Shouts of “No! No!” from the congregation.

“No, no,” pursued the preacher, “I wasn’t a-shirkin’ ner I wasn’t a-lazy, but the soul within me was a wo’kin’ wid the min’, an’ as we all gwine ter do some day befo’ long, early in de mornin’, I done fu’git this ol’ body. My haid fall on my breas’, my eyes close, an’ I see visions of anothah day to come. I see visions of a new Heaven an’ a new earth, when we shell all be clothed in white raimen’, an’ we shell play ha’ps of gol’, an’ walk de golden streets of the New Jerusalem! That’s what been a runnin’ thoo my min’, w’en I set up in the pulpit an’ sleep under the Wo’d; but I want to ax you, was I wrong? I want to ax you, was I sinnin’? I want to p’int you right hyeah to the Wo’d, as it are read out in yo’ hyeahin’ ter-day, ‘Ef he sleep, he shell do well.'”

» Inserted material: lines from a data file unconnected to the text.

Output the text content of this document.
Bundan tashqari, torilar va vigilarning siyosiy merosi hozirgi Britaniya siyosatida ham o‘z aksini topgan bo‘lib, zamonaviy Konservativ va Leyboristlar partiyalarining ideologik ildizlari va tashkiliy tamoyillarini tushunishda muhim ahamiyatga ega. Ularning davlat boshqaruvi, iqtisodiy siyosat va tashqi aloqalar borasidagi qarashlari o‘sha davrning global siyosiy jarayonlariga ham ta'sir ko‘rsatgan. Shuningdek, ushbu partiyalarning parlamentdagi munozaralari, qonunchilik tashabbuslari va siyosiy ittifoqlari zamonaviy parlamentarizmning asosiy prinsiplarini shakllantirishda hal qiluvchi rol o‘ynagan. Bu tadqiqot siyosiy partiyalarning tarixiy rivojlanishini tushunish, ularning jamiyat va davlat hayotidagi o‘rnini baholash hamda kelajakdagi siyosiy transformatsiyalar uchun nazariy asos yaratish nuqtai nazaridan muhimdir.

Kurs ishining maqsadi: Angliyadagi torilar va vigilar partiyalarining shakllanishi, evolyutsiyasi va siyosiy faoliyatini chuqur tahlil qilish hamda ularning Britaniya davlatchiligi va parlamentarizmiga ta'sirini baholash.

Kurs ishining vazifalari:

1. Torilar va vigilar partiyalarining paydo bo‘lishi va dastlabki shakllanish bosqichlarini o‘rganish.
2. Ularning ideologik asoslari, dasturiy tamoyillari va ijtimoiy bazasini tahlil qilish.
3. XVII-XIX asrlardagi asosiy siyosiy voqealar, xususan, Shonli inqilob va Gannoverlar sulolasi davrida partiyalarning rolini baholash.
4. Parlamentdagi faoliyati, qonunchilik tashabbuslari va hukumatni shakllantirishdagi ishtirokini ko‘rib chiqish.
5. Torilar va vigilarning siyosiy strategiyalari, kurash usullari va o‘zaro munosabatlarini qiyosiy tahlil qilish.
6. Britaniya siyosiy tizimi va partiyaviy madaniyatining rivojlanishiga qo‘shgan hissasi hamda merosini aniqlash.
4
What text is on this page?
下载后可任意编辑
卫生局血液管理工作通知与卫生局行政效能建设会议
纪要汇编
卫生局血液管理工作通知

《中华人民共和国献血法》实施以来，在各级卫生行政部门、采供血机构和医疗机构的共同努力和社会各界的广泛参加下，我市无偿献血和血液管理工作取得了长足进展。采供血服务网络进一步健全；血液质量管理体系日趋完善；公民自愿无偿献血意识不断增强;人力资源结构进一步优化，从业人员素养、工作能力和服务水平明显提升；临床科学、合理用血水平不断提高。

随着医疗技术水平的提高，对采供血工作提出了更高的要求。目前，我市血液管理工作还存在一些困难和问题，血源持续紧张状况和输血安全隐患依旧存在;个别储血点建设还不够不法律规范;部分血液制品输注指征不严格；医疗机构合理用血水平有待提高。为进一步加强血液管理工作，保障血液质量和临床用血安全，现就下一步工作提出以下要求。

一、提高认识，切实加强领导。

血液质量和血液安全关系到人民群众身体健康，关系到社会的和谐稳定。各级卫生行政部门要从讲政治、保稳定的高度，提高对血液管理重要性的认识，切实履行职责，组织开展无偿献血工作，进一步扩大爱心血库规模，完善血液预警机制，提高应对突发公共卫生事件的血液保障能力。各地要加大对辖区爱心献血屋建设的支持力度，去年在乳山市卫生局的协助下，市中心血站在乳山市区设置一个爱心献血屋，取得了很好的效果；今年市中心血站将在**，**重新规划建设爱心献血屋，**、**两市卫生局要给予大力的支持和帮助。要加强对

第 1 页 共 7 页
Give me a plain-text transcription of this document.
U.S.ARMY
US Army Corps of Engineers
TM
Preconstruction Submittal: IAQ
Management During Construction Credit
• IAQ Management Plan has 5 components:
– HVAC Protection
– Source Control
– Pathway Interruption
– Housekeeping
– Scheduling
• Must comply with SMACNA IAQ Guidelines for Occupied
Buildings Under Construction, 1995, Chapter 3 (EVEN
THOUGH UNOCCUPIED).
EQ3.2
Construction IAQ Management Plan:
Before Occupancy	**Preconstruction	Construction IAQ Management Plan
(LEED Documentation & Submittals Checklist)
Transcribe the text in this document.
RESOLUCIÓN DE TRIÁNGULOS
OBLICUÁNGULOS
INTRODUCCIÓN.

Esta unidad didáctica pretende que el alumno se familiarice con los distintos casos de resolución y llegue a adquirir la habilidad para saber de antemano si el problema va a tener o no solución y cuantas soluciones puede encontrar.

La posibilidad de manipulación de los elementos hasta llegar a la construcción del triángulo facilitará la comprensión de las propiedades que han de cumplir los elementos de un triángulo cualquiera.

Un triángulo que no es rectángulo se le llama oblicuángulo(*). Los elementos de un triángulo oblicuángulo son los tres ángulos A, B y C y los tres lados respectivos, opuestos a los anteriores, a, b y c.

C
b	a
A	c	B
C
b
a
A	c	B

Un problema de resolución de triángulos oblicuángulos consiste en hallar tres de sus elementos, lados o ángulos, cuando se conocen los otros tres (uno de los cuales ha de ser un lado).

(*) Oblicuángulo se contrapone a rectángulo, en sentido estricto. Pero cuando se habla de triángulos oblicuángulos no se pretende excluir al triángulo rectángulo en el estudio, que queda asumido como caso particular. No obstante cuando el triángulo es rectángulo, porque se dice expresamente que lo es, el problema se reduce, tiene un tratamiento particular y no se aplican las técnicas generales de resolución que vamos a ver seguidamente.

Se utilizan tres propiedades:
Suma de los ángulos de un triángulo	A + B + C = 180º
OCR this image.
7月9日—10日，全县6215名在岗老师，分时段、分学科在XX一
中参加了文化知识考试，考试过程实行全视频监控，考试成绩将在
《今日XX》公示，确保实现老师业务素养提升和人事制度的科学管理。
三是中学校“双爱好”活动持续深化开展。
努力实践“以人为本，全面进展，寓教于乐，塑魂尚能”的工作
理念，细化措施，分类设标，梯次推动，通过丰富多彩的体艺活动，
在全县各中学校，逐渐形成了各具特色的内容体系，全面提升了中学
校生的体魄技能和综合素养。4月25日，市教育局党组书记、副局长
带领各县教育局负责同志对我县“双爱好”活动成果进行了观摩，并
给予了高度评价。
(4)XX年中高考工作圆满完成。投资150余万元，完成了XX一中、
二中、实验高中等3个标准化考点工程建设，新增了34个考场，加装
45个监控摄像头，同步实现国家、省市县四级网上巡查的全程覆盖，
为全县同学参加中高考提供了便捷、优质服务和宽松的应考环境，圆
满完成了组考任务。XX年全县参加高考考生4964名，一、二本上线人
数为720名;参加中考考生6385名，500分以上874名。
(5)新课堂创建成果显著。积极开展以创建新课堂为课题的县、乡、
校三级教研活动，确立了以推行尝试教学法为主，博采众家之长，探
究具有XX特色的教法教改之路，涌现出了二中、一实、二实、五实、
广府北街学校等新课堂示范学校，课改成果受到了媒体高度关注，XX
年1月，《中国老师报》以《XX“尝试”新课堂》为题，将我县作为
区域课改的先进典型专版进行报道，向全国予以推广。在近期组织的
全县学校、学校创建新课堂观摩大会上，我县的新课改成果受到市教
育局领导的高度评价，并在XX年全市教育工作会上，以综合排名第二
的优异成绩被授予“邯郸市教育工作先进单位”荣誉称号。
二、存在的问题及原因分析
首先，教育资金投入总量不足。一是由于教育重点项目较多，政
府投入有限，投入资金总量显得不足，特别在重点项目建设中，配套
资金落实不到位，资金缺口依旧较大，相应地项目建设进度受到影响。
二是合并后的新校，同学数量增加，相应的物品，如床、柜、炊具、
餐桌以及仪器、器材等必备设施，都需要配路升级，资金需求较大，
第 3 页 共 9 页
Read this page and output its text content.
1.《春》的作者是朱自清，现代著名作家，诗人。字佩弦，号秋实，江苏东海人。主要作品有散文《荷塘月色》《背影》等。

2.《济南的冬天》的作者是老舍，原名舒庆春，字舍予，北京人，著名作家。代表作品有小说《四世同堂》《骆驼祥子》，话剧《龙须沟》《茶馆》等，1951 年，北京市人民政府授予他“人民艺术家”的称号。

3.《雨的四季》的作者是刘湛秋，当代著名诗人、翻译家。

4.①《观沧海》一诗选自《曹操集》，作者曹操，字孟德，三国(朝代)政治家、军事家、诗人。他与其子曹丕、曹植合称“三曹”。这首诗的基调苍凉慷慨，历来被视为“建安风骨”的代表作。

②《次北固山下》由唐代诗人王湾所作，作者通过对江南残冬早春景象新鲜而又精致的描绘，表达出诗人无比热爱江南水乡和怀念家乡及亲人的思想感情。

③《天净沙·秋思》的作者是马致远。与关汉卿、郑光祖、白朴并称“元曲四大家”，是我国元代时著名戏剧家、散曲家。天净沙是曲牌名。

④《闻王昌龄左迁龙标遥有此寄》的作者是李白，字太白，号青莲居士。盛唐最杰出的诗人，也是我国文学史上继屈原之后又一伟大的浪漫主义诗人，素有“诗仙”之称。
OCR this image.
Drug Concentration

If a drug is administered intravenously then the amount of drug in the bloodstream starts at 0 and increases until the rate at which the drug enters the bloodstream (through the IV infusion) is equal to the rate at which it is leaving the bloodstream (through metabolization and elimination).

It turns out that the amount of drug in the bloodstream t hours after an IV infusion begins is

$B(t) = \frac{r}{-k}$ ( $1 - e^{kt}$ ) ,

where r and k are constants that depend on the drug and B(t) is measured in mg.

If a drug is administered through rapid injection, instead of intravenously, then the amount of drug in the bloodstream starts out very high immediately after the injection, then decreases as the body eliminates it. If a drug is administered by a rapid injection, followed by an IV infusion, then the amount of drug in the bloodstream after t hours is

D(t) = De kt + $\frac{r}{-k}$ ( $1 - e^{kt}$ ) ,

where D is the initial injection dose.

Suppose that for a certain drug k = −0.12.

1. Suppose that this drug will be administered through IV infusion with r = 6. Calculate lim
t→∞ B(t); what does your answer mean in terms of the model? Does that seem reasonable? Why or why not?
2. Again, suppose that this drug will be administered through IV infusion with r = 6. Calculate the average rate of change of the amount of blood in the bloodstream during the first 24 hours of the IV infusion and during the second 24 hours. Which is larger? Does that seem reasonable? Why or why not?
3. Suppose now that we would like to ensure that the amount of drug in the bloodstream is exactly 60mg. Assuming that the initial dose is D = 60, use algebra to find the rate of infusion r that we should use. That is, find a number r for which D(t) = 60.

The Rev. Elisha ended his sermon amid the smiles and nods and tears of his congregation. No one had a harsh word for him now, and even Brother Dyer wiped his eyes and whispered to his next neighbor, “Dat man sholy did sleep to some pu’pose,” although he knew that the dictum was a deathblow to his own pastoral hopes. The people thronged around the pastor as he descended from the pulpit, and held his hand as they had done of yore. One old woman went out, still mumbling under her breath, “Sleep on, Ed’ards, sleep on.”